Jungkook releases me from his embrace and holds my hand, placing it against his chest. "You're here. You occupy a special place in my heart. A big space that only you will occupy. I know your worries. I know you're worried that I am only using you so I can move on but no. I moved on for you. I moved on because I want you to stay with me. I moved on because I want to continue my life with you beside me. I want to spend my waking days and my sleeping nights with you beside me.

I knew that I already moved on when I can stop thinking about you. When I wake up in the morning, when I am working, even before I fall asleep, I always think about you.

Jin, you healed me. You kept your promise to never stop until I am finally healed. And I am thankful because you did not give up on me. Now, no more denying, no more hesitations, I love you Kim Seokjin. I love you so much."

When he runs his thumb on my cheek just then I realized that I am already crying. The emotions in each word that he spoke hit deeply into my soul. His eyes are teary like mine. Sincerity and honesty are there. There's no hint or sign of holding back. I can feel that all of that came from his heart. And I am so happy that finally, he spoke the assurance that I wanted to hear.

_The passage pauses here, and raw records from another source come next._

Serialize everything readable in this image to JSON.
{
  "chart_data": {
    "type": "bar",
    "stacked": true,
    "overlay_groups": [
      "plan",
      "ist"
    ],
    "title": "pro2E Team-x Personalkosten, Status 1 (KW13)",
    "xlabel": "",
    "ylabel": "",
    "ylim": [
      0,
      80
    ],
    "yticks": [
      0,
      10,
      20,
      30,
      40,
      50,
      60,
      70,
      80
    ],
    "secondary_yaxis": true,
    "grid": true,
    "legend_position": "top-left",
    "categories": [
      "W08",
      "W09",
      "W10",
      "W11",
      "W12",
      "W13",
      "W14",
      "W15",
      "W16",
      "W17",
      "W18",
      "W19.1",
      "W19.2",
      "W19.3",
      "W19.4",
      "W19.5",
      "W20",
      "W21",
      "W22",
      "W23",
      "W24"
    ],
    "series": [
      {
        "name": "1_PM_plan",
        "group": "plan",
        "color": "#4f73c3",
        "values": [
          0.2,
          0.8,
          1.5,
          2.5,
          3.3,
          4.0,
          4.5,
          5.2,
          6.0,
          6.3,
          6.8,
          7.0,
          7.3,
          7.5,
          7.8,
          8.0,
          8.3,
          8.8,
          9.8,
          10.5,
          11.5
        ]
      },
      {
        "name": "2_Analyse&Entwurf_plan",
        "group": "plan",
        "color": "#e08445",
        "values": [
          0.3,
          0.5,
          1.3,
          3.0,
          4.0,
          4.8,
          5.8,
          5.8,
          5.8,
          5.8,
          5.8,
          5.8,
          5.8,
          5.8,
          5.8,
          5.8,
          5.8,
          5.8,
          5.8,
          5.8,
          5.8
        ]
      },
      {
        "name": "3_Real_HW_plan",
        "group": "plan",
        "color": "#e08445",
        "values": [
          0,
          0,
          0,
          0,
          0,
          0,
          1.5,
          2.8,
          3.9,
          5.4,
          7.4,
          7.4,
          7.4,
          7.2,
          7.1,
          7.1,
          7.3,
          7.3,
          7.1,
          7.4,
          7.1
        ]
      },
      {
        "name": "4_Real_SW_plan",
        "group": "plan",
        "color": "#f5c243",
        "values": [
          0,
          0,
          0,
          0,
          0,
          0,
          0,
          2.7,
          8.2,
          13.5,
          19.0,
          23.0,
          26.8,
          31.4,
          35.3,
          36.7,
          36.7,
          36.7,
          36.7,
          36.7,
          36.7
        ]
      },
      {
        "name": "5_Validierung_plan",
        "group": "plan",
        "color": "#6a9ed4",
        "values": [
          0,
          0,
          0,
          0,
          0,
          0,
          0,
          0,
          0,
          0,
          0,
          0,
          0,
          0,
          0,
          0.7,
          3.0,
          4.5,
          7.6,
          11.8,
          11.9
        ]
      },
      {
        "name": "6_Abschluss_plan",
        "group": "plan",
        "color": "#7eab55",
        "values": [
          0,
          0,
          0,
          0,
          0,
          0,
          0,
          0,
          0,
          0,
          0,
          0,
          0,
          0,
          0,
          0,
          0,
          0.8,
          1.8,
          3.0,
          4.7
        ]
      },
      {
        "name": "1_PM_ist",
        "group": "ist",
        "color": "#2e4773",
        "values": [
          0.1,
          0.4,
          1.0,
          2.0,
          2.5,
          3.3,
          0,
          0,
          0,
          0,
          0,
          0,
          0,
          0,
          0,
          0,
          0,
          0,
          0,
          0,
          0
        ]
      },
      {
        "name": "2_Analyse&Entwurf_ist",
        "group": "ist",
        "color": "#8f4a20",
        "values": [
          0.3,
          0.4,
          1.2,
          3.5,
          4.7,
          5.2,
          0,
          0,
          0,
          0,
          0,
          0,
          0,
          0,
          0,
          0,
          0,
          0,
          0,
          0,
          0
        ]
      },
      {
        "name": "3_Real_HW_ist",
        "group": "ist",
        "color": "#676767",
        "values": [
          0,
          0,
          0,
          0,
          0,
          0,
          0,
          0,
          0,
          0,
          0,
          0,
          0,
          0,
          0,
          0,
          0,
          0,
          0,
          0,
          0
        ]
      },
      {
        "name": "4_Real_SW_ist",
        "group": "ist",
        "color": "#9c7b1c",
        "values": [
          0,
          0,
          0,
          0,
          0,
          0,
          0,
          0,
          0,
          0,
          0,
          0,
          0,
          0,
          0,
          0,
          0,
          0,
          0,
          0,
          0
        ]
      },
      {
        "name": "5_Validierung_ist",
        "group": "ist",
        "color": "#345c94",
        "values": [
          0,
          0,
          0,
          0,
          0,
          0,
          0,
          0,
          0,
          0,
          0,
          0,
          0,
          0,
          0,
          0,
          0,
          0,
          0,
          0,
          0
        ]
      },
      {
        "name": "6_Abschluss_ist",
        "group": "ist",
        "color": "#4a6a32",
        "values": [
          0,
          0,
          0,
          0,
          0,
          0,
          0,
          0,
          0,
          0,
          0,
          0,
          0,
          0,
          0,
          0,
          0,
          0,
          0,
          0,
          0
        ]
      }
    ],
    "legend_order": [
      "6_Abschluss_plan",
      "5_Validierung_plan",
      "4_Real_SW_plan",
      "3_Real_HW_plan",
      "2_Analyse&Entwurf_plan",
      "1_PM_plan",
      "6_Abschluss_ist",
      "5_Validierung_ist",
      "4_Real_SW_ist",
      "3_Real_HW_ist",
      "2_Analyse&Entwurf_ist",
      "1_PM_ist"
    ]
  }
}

"I love you Jungkook. I don't have anything else to say but I love you."

We hugged. I can't remember how long. I cried so hard on his shoulder and he cried too. It's a good cry. It feels like a big burden just got out of my chest. I'm so happy. I can finally breathe now.

When both of us finally calmed down, we stare at each other smiling sheepishly. Both of us sniffing and wiping each other's tears.

"So, when will you move in with us?" Jungkook asked again.

"If Soobin is okay with it then I will move in this weekend."

"You know that he's so excited for your arrival. He will be very happy once he finds out that you're moving in. Wait, why don't you pack your things and sleep with me in my apartment?" He suggested and I expected that. Now that I have the peace of mind, I don't have any more reason to refuse. So I pack some of my things and agreed to come with him. I want to surprise Soobin when he wakes up tomorrow morning.